If there is doubt, then it is wiser to non-weight bear for 6 weeks to allow union.
At eight weeks, a check X-ray is taken before mobilising out of the cast (into a supportive shoe) providing position is maintained and union confirmed.
Whatever the indication, most patients will require orthotic care (at minimum insoles) after this surgery.
The first orthotic insole fitting is usually best delayed until 16 weeks from surgery, to allow the majority of swelling to settle.

There are no published results for isolated dorsiflexion osteotomy.

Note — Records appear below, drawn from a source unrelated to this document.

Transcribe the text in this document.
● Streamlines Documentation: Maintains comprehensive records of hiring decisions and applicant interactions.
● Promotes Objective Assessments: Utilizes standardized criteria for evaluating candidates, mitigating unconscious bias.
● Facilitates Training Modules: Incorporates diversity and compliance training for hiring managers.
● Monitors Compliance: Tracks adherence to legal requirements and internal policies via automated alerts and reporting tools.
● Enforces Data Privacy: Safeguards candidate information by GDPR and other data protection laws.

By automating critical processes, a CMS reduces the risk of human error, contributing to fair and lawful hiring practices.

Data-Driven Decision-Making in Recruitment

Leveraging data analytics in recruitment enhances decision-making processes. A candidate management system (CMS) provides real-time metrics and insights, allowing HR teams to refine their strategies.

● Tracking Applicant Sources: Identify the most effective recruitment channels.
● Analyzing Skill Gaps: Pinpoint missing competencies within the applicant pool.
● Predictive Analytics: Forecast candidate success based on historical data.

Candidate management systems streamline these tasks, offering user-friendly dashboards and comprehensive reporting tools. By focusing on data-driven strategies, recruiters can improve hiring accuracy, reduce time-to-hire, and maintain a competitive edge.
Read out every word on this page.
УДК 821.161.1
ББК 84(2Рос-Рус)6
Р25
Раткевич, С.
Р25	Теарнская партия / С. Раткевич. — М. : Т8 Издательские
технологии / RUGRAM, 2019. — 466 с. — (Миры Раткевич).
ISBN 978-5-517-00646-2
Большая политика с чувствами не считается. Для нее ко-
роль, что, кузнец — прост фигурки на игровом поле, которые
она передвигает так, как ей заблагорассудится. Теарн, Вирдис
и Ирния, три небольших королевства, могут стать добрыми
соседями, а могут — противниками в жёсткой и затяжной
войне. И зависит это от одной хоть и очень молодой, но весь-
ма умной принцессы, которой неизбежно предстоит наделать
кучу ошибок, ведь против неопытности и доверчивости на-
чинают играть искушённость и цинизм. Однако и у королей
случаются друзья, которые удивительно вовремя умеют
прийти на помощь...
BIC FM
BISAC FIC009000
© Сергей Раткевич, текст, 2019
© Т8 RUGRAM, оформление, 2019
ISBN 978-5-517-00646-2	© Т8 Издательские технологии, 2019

Ward et al.(Long- Term Results of Reconstruction for Treatment of a Flexible Cavovarus Foot in Charcot-Marie-Tooth Disease , J Bone Joint Surg Am (2008) Dec 1:90(12) 2631-2642), reviewed 25 patients who had dorsiflexion osteotomies performed as part of a correction for CMT. All osteotomies united, and correction of cavus was achieved.
They noted high levels of satisfaction, but worse results in smokers than non-smokers. Most patients required orthotic aftercare.,
Leeuwesteijn AE, de Visser E, Louwerens JW in (Flexible cavovarus feet in Charcot-Marie-Tooth disease treated with first ray proximal dorsiflexion osteotomy combined with soft tissue surgery: a short-term to mid-term outcome study.Foot Ankle Surg. 2010 Sep;16(3):142-7.) reviewed 35 patients having CMT correction with dorsiflexion osteotomy,
No major complications were seen. Pressure callosities diminished in 81%. Seventy percent of the patients could walk barefoot after the operation and 77% of the patients had less pain after surgery. Foot function was considered better after surgery by 84%. Ninety percent were satisfied with the correction of the deformity.